In the preface to the published version, written after the war, Shaw wrote, "I must remind the reader that this playlet was written when its principal character, far from being a fallen foe and virtually a prisoner in our victorious hands, was still the Caesar whose legions we were resisting with our hearts in our mouths. Many were so horribly afraid of him that they could not forgive me for not being afraid of him: I seemed to be trifling heartlessly with a deadly peril....Now that this is all over, and the upshot of the fighting has shown that we could quite well have afforded to laugh at the doomed Inca, I am in another difficulty. I may be supposed to be hitting Caesar when he is down. That is why I preface the play with this reminder that when it was written he was not down."

Critic John Anthony Bertolini says that the play "emphasizes images of disguise and impersonation" as "the sign of Shaw's self-consciousness about the art of playwrighting". All of the characters disguise their true identity.
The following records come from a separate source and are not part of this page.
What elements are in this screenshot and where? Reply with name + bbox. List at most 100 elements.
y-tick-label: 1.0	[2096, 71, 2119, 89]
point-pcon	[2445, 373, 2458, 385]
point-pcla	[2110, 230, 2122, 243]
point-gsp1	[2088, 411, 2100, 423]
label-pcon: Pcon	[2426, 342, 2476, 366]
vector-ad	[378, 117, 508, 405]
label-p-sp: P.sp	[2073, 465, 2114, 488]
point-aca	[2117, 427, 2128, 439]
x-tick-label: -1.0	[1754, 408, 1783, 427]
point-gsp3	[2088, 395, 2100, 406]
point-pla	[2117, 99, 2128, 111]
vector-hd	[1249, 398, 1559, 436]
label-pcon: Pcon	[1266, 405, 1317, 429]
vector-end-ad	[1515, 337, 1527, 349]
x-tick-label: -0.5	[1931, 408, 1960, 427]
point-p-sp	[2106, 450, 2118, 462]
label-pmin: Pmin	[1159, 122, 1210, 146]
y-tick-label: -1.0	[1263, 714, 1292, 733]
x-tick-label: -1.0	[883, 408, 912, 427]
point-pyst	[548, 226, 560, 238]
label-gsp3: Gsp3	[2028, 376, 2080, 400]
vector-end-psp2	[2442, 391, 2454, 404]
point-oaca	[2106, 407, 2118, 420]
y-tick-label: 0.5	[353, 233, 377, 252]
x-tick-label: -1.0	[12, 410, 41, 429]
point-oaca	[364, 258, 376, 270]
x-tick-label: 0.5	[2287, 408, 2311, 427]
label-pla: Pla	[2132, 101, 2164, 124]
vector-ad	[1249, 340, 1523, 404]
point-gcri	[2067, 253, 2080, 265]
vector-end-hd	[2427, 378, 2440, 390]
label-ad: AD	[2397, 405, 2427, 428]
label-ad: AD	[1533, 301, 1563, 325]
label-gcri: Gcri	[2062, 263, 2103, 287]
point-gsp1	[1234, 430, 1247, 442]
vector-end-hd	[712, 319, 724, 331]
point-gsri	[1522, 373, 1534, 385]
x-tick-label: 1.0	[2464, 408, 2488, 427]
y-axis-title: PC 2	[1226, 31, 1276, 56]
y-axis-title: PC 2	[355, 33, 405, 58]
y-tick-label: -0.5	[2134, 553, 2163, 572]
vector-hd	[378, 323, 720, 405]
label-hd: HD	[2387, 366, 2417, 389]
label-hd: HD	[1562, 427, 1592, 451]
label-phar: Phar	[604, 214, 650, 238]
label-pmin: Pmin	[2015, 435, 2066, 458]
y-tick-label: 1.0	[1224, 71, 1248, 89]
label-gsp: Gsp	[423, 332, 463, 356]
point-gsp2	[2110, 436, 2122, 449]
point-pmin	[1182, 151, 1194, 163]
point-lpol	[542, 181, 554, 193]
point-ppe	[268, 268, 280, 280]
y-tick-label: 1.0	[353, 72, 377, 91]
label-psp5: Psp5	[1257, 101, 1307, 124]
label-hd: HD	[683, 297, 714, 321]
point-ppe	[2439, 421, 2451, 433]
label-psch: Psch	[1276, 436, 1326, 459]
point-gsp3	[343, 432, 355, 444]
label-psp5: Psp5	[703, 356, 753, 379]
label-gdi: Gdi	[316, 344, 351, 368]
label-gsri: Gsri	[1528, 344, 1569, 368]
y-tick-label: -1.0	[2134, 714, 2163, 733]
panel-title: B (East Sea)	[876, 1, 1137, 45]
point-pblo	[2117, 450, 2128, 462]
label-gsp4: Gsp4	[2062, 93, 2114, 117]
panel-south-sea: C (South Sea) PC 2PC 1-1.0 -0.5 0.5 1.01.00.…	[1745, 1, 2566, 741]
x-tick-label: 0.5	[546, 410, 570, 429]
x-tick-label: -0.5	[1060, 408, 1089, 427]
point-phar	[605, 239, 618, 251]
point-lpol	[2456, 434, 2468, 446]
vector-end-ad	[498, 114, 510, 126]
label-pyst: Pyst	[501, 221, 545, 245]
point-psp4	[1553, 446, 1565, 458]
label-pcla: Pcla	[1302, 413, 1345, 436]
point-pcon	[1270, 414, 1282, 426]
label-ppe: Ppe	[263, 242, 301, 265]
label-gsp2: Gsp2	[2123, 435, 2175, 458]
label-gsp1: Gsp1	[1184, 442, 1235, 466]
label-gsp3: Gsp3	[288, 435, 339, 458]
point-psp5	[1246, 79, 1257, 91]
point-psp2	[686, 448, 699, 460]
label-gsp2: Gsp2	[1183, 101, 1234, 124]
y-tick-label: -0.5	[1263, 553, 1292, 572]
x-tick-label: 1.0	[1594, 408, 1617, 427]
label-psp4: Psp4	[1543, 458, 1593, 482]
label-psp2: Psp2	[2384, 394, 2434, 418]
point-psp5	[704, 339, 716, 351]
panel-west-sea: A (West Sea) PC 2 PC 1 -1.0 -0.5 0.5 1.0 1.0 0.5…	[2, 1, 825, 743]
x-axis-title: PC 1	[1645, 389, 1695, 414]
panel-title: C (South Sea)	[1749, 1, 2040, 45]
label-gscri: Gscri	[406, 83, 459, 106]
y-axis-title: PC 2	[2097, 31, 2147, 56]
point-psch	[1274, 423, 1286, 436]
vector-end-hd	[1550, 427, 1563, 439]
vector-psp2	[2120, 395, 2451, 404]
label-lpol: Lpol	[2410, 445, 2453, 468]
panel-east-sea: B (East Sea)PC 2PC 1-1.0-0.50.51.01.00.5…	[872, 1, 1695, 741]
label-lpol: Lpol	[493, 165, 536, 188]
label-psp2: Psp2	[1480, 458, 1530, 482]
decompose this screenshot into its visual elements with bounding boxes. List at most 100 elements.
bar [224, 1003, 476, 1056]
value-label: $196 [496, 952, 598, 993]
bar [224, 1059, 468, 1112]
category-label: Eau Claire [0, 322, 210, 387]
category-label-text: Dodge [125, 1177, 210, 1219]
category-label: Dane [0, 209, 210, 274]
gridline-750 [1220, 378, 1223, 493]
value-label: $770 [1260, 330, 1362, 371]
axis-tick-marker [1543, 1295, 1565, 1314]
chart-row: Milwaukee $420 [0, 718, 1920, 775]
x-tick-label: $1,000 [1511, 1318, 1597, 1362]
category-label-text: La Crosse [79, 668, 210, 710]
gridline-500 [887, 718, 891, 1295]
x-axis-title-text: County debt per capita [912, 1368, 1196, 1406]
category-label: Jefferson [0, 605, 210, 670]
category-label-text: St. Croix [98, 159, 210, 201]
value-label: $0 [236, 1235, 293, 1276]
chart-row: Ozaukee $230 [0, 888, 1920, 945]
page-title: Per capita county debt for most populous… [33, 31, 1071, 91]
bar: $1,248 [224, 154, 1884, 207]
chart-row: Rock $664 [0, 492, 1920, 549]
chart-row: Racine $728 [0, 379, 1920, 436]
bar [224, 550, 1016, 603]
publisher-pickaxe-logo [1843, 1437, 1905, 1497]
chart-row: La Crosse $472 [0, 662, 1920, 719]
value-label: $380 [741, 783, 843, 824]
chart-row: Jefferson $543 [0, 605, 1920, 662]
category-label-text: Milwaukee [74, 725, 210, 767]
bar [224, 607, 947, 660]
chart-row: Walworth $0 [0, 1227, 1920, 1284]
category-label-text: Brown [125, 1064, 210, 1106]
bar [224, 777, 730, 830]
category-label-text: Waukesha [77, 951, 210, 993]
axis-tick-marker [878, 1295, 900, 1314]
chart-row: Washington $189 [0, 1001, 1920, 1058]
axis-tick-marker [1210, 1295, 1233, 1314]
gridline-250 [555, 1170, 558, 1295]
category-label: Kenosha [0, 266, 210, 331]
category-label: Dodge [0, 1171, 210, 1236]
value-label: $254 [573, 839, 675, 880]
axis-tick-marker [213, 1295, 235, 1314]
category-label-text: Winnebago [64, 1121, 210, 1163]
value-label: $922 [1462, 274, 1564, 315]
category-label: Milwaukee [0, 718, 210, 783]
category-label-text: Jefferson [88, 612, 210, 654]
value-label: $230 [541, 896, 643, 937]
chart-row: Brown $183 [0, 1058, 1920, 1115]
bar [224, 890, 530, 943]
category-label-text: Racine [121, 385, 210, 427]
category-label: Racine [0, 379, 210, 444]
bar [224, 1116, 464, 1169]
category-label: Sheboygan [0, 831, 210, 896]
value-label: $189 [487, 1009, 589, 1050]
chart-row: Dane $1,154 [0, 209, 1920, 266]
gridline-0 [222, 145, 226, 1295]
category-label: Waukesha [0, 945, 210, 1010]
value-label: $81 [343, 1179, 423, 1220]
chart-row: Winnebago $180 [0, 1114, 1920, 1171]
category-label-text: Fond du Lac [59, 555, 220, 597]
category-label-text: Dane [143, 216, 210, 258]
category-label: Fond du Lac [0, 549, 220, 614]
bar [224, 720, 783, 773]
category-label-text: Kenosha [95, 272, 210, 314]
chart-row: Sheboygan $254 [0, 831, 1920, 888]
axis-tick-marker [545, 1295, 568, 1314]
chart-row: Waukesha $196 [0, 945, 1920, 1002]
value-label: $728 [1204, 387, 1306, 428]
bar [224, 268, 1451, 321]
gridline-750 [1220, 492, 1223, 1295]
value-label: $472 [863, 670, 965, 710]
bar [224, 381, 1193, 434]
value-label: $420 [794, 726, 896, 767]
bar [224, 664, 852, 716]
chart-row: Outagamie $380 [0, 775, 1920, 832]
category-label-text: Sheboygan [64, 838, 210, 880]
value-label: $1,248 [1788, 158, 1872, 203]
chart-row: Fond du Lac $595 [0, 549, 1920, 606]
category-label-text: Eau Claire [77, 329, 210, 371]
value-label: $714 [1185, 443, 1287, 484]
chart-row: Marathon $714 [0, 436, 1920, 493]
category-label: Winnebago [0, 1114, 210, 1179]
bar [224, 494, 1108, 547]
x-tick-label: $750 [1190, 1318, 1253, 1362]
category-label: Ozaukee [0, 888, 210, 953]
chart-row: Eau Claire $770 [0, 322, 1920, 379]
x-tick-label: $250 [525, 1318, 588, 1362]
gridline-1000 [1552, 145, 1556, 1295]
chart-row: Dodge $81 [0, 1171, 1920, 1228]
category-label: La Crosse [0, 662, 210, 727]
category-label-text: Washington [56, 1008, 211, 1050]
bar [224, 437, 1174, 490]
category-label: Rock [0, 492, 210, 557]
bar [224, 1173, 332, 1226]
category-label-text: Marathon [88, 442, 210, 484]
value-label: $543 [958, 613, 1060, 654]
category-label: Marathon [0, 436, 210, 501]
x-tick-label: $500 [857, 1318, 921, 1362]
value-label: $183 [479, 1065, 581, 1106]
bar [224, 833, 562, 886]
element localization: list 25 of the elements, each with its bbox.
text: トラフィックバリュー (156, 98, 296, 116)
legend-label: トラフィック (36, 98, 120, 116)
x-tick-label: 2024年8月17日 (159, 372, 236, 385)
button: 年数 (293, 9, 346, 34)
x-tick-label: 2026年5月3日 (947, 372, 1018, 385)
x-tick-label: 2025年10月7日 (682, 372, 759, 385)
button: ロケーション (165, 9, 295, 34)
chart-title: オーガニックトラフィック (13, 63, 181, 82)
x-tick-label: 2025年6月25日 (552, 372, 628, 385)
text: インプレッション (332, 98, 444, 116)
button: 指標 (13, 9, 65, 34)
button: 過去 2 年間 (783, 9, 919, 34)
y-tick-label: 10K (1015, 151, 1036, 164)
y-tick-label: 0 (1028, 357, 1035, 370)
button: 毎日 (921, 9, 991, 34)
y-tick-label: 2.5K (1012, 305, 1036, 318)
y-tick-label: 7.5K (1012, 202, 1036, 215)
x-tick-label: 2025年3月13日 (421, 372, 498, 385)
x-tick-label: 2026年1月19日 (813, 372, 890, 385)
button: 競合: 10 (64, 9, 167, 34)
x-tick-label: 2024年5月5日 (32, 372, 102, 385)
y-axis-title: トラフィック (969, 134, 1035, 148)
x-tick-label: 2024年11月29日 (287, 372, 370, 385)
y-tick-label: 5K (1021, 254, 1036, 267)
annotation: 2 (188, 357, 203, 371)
Even the waiter is really an eminent doctor, reduced to work as a waiter because his patients can no longer pay him. The Inca is both a deceiver and deceived, not only by Ermyntrude, but by his own vanity. The play satirises his narcissistic belief that he is an artist, especially in description of the jewellery he gives to Ermyntrude, in which the rim represents a "telephone cable laid by his majesty across the Shipskeel canal" and the pin is "a model in miniature of the sword of Henry the Birdcatcher." The fictional country of "Perusalem" puns on Peru, the home of the actual "Inca", and Prussia (Preussen in German), the kingdom from which Imperial Germany emerged and which was still commonly used as a synonym for it.